I don't know if I should scale the image BEFORE uploading it to S3 (maybe using lwip https://github.com/EyalAr/lwip) or is there a way of scaling the image or getting a low quality image when downloading it through CloudFront?. I've read that CloudFront can compress the files using Gzip but also not recommended for images.

I also don't want to upload a scaled + original image to S3 because of the storage.

Should be done in client, server or S3? what is the best way of doing it?


Solution

  • is there a way of scaling the image or getting a low quality image when downloading it through CloudFront?

    There is no feature like this. If you want the image resized, resampled, scaled, compressed, etc., you need to do it before it is saved to its final location in S3.

    Note that I say its final location in S3.

    One solution is to upload the image to an intermediate location in S3, perhaps in a different bucket, and then resize it with code that modifies the image and stores it in the final S3 location, whence CloudFront will fetch it on behalf of the downloading user.

    I've read that CloudFront can compress the files using Gzip but also not recommended for images.

    Images benefit very little from gzip compression, but the CloudFront documentation also indicates that CloudFront doesn't compress anything that isn't in some way formatted as text, which tends to benefit much more from gzip compression.

    I also don't want to upload a scaled + original image to S3 because of the storage.

    I believe this is a mistake on your part.

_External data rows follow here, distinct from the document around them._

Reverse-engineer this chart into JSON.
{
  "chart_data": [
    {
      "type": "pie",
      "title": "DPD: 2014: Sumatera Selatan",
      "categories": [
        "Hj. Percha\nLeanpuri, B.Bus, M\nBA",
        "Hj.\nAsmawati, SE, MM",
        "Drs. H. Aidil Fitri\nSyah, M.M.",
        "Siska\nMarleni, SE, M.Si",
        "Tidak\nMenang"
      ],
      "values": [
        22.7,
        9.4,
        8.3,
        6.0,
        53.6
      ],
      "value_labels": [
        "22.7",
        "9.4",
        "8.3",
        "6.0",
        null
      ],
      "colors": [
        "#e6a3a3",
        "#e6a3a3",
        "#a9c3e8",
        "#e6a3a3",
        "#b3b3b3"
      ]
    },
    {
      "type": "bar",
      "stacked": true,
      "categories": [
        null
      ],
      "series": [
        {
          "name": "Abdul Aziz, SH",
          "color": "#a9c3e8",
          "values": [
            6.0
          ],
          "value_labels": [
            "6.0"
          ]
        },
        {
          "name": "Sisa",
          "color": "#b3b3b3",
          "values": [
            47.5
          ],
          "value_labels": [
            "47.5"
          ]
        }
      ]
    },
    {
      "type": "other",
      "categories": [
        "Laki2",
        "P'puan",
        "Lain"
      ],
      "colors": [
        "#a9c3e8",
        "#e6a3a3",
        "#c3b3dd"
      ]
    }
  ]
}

    "Compressing" images is not like compressing a zip file. Compressing images is lossy. You cannot reconstruct the original image from the compressed version because image compression as discussed here -- by definition -- is the deliberate discarding information from the image to the point that the size is within the desired range and while the quality is in an acceptable range. Image compression is both a science and an art. If you don't retain the original image, and you later decide that you want to modify your image compression algorithm (either because you later decide the sizes are still too large or because you decide the original algorithm was too aggressive and resulted in unacceptably low quality), you can't run your already-compressed images through the compression algorithm a second time without further loss of quality.

    Use S3's STANDARD_IA ("infrequent access") storage class to cut the storage cost of the original images in half, in exchange for more expensive downloads -- because these images will rarely ever be downloaded again, since only you will know their URLs in the bucket where they are stored.

    Should be done in client, server or S3?

    It can't be done "in" S3 because S3 only stores objects. It doesn't manipulate them.

    That leaves two options, but doing it on the server has multiple choices.

    When you say "server," you're probably thinking of your web server. That's one option, but this process can be potentially resource-intensive, so you need to account for it in your plans for scalability.

    There are projects on GitHub, like this one, designed to do this using AWS Lambda, which provides "serverless" code execution on demand. The code runs on a server, but it's not a server you have to configure or maintain, or pay for when it's not active -- Lambda is billed in 100 millisecond increments. That's the second option.

    Doing it on the client is of course an option, but seems potentially more problematic and error-prone, not to mention that some solutions would be platform-specific.

    There isn't a "best" way to accomplish this task.

    If you aren't familiar with EXIF metadata, you need to familiarize yourself with that, as well. In addition to resampling/resizing, you probably also need to strip some of the metadata from user-contributed images, to avoid revealing sensitive data that your users may not realize is attached to their images -- such as the GPS coordinates where the photo was taken. Some sites also watermark their user-submitted images this also would be something you'd probably do at the same time.